By Sharon Fussell, September 30, 2011

Sometimes when you receive negative buyer feedback the irritation can become all-consuming and it’s easy to forget that the vast majority of buyers are very happy (or at least do not give you any bother if they are not).

It just is a fact that no matter how good your service is there is always one buyer who will give you grief.

The sad reality behind negative buyer feedback

The problem is that many buyers do not read descriptions. I always try to be upfront and honest when describing books so I’m never amused when buyers complain about books with defects, which I have already taken great pains to describe in the comments section.

Another gripe is postage. It is a fact that sometimes – for whatever reason – orders will go AWOL or be delayed. This inevitably leads to buyer complaints of tardiness and unreliability and (naturally) it does no good to explain that delivery is completely out of your control.

This gets particularly annoying when books are returned by Royal Mail because the buyers have not bothered collecting them from the sorting office. Buyers then contact you demanding to know where their book is and give no thanks when you resend – at your own cost!
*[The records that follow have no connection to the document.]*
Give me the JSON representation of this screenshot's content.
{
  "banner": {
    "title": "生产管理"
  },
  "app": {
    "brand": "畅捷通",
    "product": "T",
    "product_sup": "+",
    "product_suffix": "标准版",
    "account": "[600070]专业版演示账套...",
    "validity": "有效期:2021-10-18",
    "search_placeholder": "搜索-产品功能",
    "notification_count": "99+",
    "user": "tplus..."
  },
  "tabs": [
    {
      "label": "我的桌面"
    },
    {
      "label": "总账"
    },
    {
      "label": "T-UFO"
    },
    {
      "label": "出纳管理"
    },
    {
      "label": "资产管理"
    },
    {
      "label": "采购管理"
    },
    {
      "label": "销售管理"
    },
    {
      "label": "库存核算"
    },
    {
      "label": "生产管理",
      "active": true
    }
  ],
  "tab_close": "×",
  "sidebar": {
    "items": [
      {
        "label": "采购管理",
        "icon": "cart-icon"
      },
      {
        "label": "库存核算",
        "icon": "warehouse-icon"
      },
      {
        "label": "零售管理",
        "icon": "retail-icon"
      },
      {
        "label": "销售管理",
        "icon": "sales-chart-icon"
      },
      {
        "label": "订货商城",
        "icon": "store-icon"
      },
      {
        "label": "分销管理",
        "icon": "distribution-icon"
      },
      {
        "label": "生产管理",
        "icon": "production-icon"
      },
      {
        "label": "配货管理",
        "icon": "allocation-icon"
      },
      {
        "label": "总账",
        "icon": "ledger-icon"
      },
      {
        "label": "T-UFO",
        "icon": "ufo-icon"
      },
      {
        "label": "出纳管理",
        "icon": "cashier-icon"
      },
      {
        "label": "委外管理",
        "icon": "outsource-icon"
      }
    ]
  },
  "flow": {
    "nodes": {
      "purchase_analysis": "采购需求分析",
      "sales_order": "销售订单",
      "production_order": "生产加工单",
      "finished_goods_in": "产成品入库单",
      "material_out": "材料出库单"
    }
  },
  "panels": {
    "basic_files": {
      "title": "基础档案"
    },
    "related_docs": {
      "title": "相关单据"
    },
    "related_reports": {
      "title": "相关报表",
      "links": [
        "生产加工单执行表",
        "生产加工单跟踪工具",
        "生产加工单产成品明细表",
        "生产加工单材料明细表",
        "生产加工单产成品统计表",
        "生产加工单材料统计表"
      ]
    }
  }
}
Or when buyers make veiled threats ‘to leave bad feedback’ or to make a charge back to their credit card, assuming that you are shysters out to cheat them when their book does not arrive as quickly as they think it should. I’ve had buyers leave it 4/5 weeks or more before informing me that their book has not arrived – it obviously does not occur to these people that if they do not inform you a book has not arrived, you have no way of knowing as you are not telepathic.

Personally, I think that, on the whole, eBay buyers are more demanding than Amazon customers. It is as though they expect to get ‘ripped off’ and so if something happens (e.g. an item gets damaged or does not meet their expectations) then they react as though you are out to con them, when usually the whole situation comes down to either a misunderstanding or human error.

It is, of course, all part of the ‘game’ though and it is always best to be polite when replying to customers. If it issuing a full refund (despite the fault being theirs) means keeping the peace, it’s best just to get on with it.

That said the vast majority of customers are lovely and that’s what counts!


What do you think?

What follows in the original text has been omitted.